En la bucólica región de Derbyshire existe un antiguo dicho que con el tiempo ha ido adquiriendo la categoría de verdad axiomática: “Un hombre soltero, poseedor de una gran fortuna, necesita una esposa”. El joven Julian Whittemore, con unos ingresos anuales de cuatro mil libras, era la clase de hombre al que se refería la popular cita. Lo sabía él, y lo sabía toda la población del condado de Derbyshire, como era natural.
Cuando, en el verano de 1778, Mr. Julian se trasladó a la residencia de su buen amigo el duque de Devonshire para pasar las vacaciones, se encontró con que muchas jóvenes estaban deseando conocerlo. Durante el primer baile al que tuvo la oportunidad de asistir recibió más sonrisas y tuvo más compañeras de baile que cualquiera de los hombres que se encontraban esa tarde en el salón. Pero de todas las pretendientes que tuvo ocasión de conocer, la señorita Madeleine fue la que verdaderamente logró captar su atención. La joven Madeleine, de enigmática expresión y delicadas facciones, fue la única muchacha con la que compartió dos bailes. Mr. Julian quedó tan embelesado que le propuso quedar al día siguiente, a las tres, para dar un paseo por los jardines de Renishaw. Ella, con alborozo indisimulado, aceptó.
Sin embargo, en la fecha convenida, tras horas de infructuosa espera en el lugar acordado, Mr. Julian regresó a casa desolado. Madeleine no había acudido, ni tampoco había hecho enviar noticia alguna de su parte. Mr. Julian se encerró durante los días siguientes, devorándose el pensamiento con la imagen de su deseada dama, maldiciendo la hora en la que había sucumbido a sus encantos. Pensaba que si la volviese a ver le reprocharía su falta de decoro y la poca consideración de no comparecer a la cita que habían concertado. Pero después le embargaba una sincera preocupación por la salud de la bella joven, y pensaba que quizá alguna lamentable desgracia pudiera haberle ocurrido. Redactaba cartas que no podría enviar, pues desconocía por completo el paradero de su adorada Madeleine. Consultó con su amigo el duque cualquier pista que le pudiese llevar a establecer contacto con la huidiza joven, pero el duque no disponía de los detalles de todos los asistentes al baile. Y así fluctuaba el ánimo de Mr.Julian, debatiéndose entre la esperanza y el desconsuelo.
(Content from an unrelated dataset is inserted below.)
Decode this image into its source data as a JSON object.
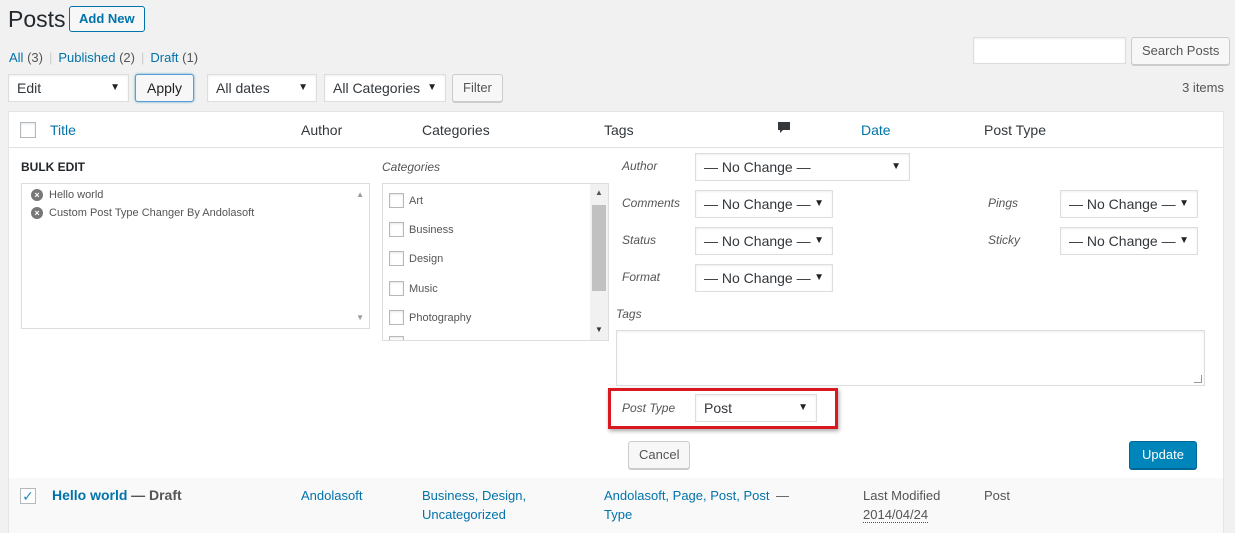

Tras varios días de encierro, Mr. Julian accedió a los ruegos del duque de Devonshire, que se había empezado a preocupar ante una reclusión tan dilatada. De modo que subieron a un carruaje y salieron de la finca para visitar la ciudad. Era domingo y en las calles había un ambiente festivo. Los dos amigos paseaban despreocupadamente por una animada plaza cuando Mr. Julian, repentinamente, echó a correr hacia una mujer que estaba pintando sobre un lienzo en plena calle. Al llegar junto a la artista callejera, Mr. Julian confirmó la sospecha que le había asaltado desde la distancia. Su deseada Madeleine aparecía retratada en uno de los cuadros que había pintado la mujer. Mr. Julian abrumó a la pintora con un alud de preguntas acerca del retrato. Quería saber si conocía a la joven del cuadro, dónde podía encontrarla, cuándo lo había pintado… La mujer, nerviosa, aseguró que la joven del cuadro no era nadie que ella conociese. La había pintado guiándose únicamente por su imaginación. Mr. Julian se acercó al cuadro y lo contempló en silencio. Después, lo agarró con ambas manos y se alejó apresuradamente. El duque sacó torpemente unas monedas para pagar a la mujer y luego salió corriendo tras su amigo.
Desde entonces nadie ha vuelto a ver a Mr. Julian en los bailes, ni en los eventos de sociedad, ni siquiera paseando por las calles. La gente de Derbyshire cuenta que su sentido de la sensatez se averió en el momento en que anheló una mujer a la que nadie conocía.